Lasker grounds the narrative in historical context and research on elephant behavior. The human plotline unfolds against the backdrop of post-colonial Kenya in the 1960s, when elephant poaching and wildlife conservation were significant concerns across East Africa. The novel’s use of a first-person elephant narrator is informed by the pioneering research of Dame Daphne Sheldrick, to whom the book is dedicated. Sheldrick’s work at the David Sheldrick Wildlife Trust in Kenya helped expand public understanding of elephants’ social bonds, emotional lives, and responses to loss, which informs the novel’s portrayal of Ishi’s consciousness. The Memory of an Elephant has been praised by reviewers, with publications like Kirkus Reviews highlighting its vivid depiction of elephant sentience and the cruelty of the ivory trade.
This guide refers to the 2024 Second Edition.
Content Warning: The source material and guide feature depictions of graphic violence, illness, death, animal cruelty and death, bullying, addiction, and substance use.
The novel alternates between three narrative threads: the first-person account of Ishi, an aging bull elephant recounting his life from birth through his final journey home; the third-person stories of the human family that raised him; and a present-day storyline set in 2012, in which Ishi escapes a private preserve in Zambia and treks over a thousand miles back to his birthplace in Kenya’s Tsavo National Park.
The present-day thread opens when Dr.

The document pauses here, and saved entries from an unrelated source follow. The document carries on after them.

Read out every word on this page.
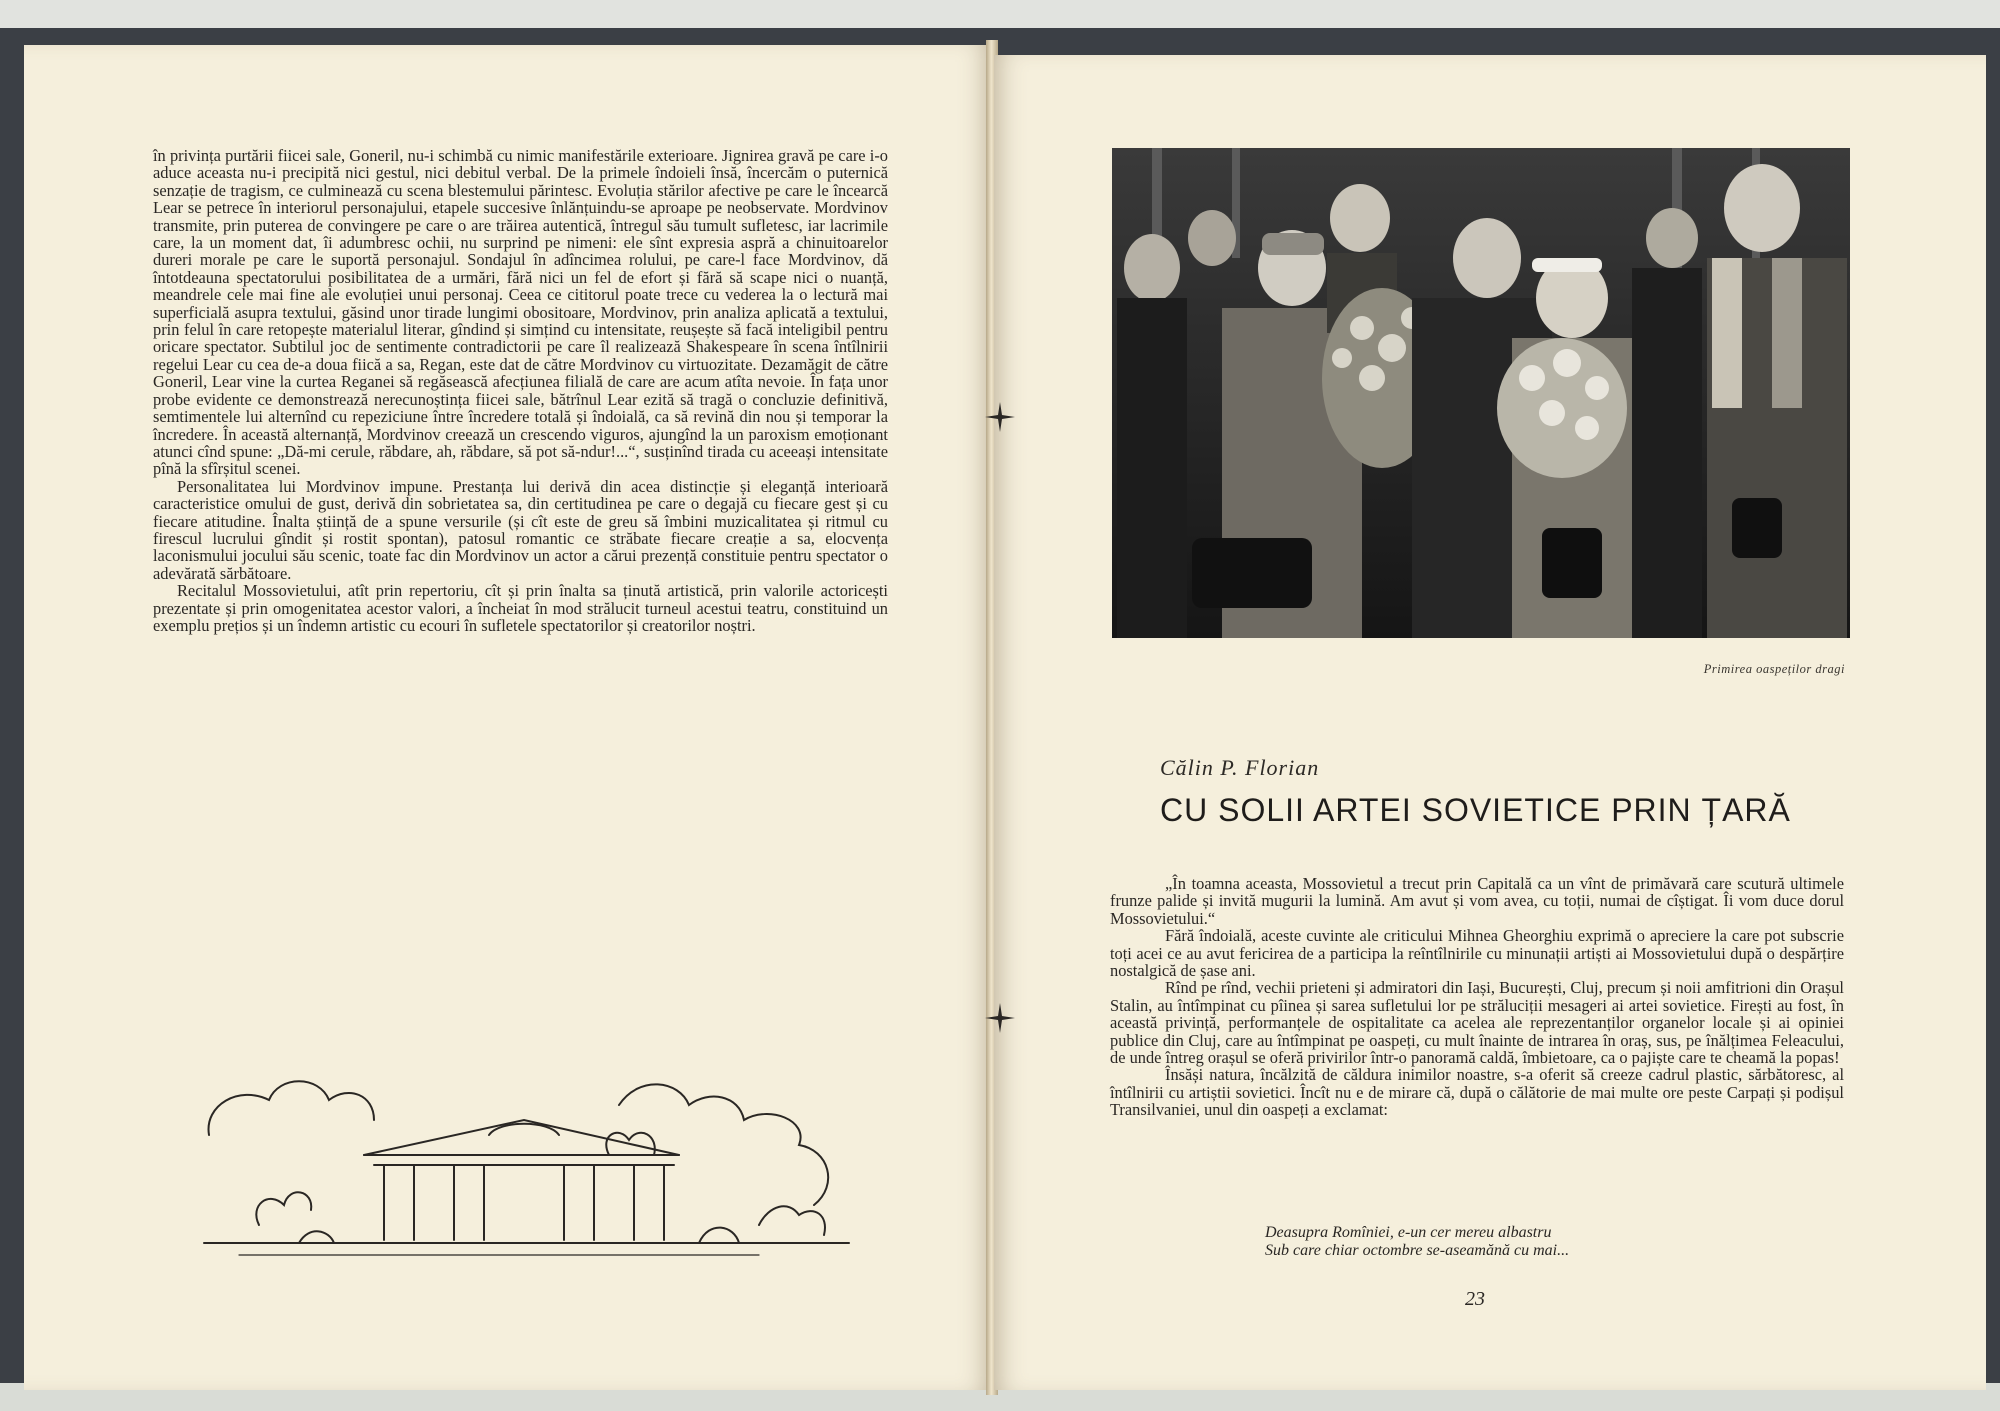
în privința purtării fiicei sale, Goneril, nu-i schimbă cu nimic manifestările exterioare. Jignirea gravă pe care i-o aduce aceasta nu-i precipită nici gestul, nici debitul verbal. De la primele îndoieli însă, încercăm o puternică senzație de tragism, ce culminează cu scena blestemului părintesc. Evoluția stărilor afective pe care le încearcă Lear se petrece în interiorul personajului, etapele succesive înlănțuindu-se aproape pe neobservate. Mordvinov transmite, prin puterea de convingere pe care o are trăirea autentică, întregul său tumult sufletesc, iar lacrimile care, la un moment dat, îi adumbresc ochii, nu surprind pe nimeni: ele sînt expresia aspră a chinuitoarelor dureri morale pe care le suportă personajul. Sondajul în adîncimea rolului, pe care-l face Mordvinov, dă întotdeauna spectatorului posibilitatea de a urmări, fără nici un fel de efort și fără să scape nici o nuanță, meandrele cele mai fine ale evoluției unui personaj. Ceea ce cititorul poate trece cu vederea la o lectură mai superficială asupra textului, găsind unor tirade lungimi obositoare, Mordvinov, prin analiza aplicată a textului, prin felul în care retopește materialul literar, gîndind și simțind cu intensitate, reușește să facă inteligibil pentru oricare spectator. Subtilul joc de sentimente contradictorii pe care îl realizează Shakespeare în scena întîlnirii regelui Lear cu cea de-a doua fiică a sa, Regan, este dat de către Mordvinov cu virtuozitate. Dezamăgit de către Goneril, Lear vine la curtea Reganei să regăsească afecțiunea filială de care are acum atîta nevoie. În fața unor probe evidente ce demonstrează nerecunoștința fiicei sale, bătrînul Lear ezită să tragă o concluzie definitivă, semtimentele lui alternînd cu repeziciune între încredere totală și îndoială, ca să revină din nou și temporar la încredere. În această alternanță, Mordvinov creează un crescendo viguros, ajungînd la un paroxism emoționant atunci cînd spune: „Dă-mi cerule, răbdare, ah, răbdare, să pot să-ndur!...“, susținînd tirada cu aceeași intensitate pînă la sfîrșitul scenei.

Personalitatea lui Mordvinov impune. Prestanța lui derivă din acea distincție și eleganță interioară caracteristice omului de gust, derivă din sobrietatea sa, din certitudinea pe care o degajă cu fiecare gest și cu fiecare atitudine. Înalta știință de a spune versurile (și cît este de greu să îmbini muzicalitatea și ritmul cu firescul lucrului gîndit și rostit spontan), patosul romantic ce străbate fiecare creație a sa, elocvența laconismului jocului său scenic, toate fac din Mordvinov un actor a cărui prezență constituie pentru spectator o adevărată sărbătoare.

Recitalul Mossovietului, atît prin repertoriu, cît și prin înalta sa ținută artistică, prin valorile actoricești prezentate și prin omogenitatea acestor valori, a încheiat în mod strălucit turneul acestui teatru, constituind un exemplu prețios și un îndemn artistic cu ecouri în sufletele spectatorilor și creatorilor noștri.

Primirea oaspeților dragi
Călin P. Florian
CU SOLII ARTEI SOVIETICE PRIN ȚARĂ

„În toamna aceasta, Mossovietul a trecut prin Capitală ca un vînt de primăvară care scutură ultimele frunze palide și invită mugurii la lumină. Am avut și vom avea, cu toții, numai de cîștigat. Îi vom duce dorul Mossovietului.“

Fără îndoială, aceste cuvinte ale criticului Mihnea Gheorghiu exprimă o apreciere la care pot subscrie toți acei ce au avut fericirea de a participa la reîntîlnirile cu minunații artiști ai Mossovietului după o despărțire nostalgică de șase ani.

Rînd pe rînd, vechii prieteni și admiratori din Iași, București, Cluj, precum și noii amfitrioni din Orașul Stalin, au întîmpinat cu pîinea și sarea sufletului lor pe străluciții mesageri ai artei sovietice. Firești au fost, în această privință, performanțele de ospitalitate ca acelea ale reprezentanților organelor locale și ai opiniei publice din Cluj, care au întîmpinat pe oaspeți, cu mult înainte de intrarea în oraș, sus, pe înălțimea Feleacului, de unde întreg orașul se oferă privirilor într-o panoramă caldă, îmbietoare, ca o pajiște care te cheamă la popas!

Însăși natura, încălzită de căldura inimilor noastre, s-a oferit să creeze cadrul plastic, sărbătoresc, al întîlnirii cu artiștii sovietici. Încît nu e de mirare că, după o călătorie de mai multe ore peste Carpați și podișul Transilvaniei, unul din oaspeți a exclamat:

Deasupra Romîniei, e-un cer mereu albastru
Sub care chiar octombre se-aseamănă cu mai...
23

Ovidio Salazar nearly collides with a massive elephant on a Zambian highway during torrential rains. Trevor Blackmon, a 53-year-old assistant game warden, learns of the sighting and plans to kill the bull before it causes harm or draws the attention of animal activists.
Ishi’s narration begins with his earliest memories in Kenya around 1962. He describes his birth herd, led by the matriarch Red Eye and then by his mother, Moon Mother. Elephants remember everything, he explains, and communicate through low-frequency rumbles inaudible to humans. After Red Eye dies, Moon Mother prevails over a rival named She Storms, who is banished by the herd’s elders after trying to drown the young Ishi. Moon Mother becomes matriarch, but then Ishi’s memory goes blank: One moment, he’s with his herd, and the next, he wakes on a farm among humans.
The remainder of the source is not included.